Concernant l’issue du match, sa position est nette et sans détour. « Je pense que le Sénégal va gagner. Je le souhaite, comme tous les Sénégalais », a-t-il affirmé d’emblée. Mais pour lui, le résultat final ne saurait épuiser la profondeur du sens que recèle cette affiche. « Dans tous les cas, ce n’est qu’un match de football. Mais pour adopter une lecture politique de ce match, quel que soit le vainqueur, c’est l’Afrique qui aura battu l’Afrique », a-t-il déclaré, en faisant référence à la présence notable de joueurs d’origine africaine dans l’équipe de France.
C’est précisément cette configuration de l’équipe nationale française qui a retenu son attention et nourri sa réflexion. « Rien que de voir la composition de l’équipe nationale française, cela nous ramène à comprendre où se trouve le besoin, en réalité », a-t-il souligné, ouvrant ainsi une fenêtre sur un débat qui dépasse largement les frontières du rectangle vert.
À partir de là, Sonko a développé un raisonnement plus large sur la place de l’Afrique dans le monde et sur la nécessité, selon lui, que le continent prenne pleinement conscience de sa propre valeur. « Le message que je lance toujours aux Africains, c’est que si l’on sait connaître notre valeur et l’assumer, nous disposons de ressources naturelles, nous avons des ressources humaines avec une démographie galopante et une population essentiellement jeune, et nous bénéficions d’un positionnement géographique; eh bien, je pense que l’échelle des besoins ne se situe pas là où on le pense », a-t-il avancé.
Pour le président de l’Assemblée nationale, ce match de Coupe du monde se présente ainsi comme le révélateur involontaire de déséquilibres bien plus profonds.
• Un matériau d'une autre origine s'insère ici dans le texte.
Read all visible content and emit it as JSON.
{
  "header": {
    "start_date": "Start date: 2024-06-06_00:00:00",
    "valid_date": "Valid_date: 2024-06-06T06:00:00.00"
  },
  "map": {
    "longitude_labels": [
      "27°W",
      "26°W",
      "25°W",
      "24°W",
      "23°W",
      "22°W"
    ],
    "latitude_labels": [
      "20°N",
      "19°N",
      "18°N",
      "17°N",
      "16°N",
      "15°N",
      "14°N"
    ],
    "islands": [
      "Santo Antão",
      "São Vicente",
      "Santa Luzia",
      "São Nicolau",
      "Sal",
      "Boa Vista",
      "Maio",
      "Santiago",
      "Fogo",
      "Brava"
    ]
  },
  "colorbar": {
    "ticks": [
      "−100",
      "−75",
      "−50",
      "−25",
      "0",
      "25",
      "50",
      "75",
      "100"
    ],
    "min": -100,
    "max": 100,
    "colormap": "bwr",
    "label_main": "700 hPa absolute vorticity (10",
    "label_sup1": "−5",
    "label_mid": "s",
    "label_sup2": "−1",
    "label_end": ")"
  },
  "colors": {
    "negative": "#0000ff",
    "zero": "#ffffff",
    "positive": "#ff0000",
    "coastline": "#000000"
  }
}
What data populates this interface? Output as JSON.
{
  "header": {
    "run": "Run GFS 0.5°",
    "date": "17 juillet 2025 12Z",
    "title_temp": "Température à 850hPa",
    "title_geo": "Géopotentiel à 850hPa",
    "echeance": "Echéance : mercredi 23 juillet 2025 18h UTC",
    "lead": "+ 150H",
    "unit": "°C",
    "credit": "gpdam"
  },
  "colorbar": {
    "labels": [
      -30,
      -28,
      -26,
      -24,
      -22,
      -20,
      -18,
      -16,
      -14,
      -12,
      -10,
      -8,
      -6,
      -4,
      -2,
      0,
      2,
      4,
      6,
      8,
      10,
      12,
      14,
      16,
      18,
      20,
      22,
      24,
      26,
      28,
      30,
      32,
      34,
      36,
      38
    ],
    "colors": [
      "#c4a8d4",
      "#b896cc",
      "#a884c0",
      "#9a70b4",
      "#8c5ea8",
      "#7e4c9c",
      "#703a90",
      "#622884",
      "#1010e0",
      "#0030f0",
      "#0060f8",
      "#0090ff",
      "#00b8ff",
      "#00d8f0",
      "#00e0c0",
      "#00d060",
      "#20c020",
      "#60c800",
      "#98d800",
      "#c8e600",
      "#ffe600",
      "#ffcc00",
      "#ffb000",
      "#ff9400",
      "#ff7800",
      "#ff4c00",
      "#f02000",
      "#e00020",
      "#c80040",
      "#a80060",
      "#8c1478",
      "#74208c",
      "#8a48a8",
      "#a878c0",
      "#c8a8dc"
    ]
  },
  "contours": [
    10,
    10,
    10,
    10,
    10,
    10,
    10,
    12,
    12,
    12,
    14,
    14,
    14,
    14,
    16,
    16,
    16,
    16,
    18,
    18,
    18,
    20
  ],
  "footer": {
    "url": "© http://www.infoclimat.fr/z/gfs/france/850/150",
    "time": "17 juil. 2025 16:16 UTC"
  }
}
Il estime que cette confrontation footballistique « ramènera le débat sur l’immigration » et ravivera « tout un tas de problématiques qui peuvent exister entre l’Occident de manière générale et l’Afrique ». Un prisme politique que Sonko assume pleinement, fidèle à sa ligne de pensée panafricaniste, et qui transforme ce France-Sénégal en quelque chose qui dépasse largement le cadre d’un simple match de football.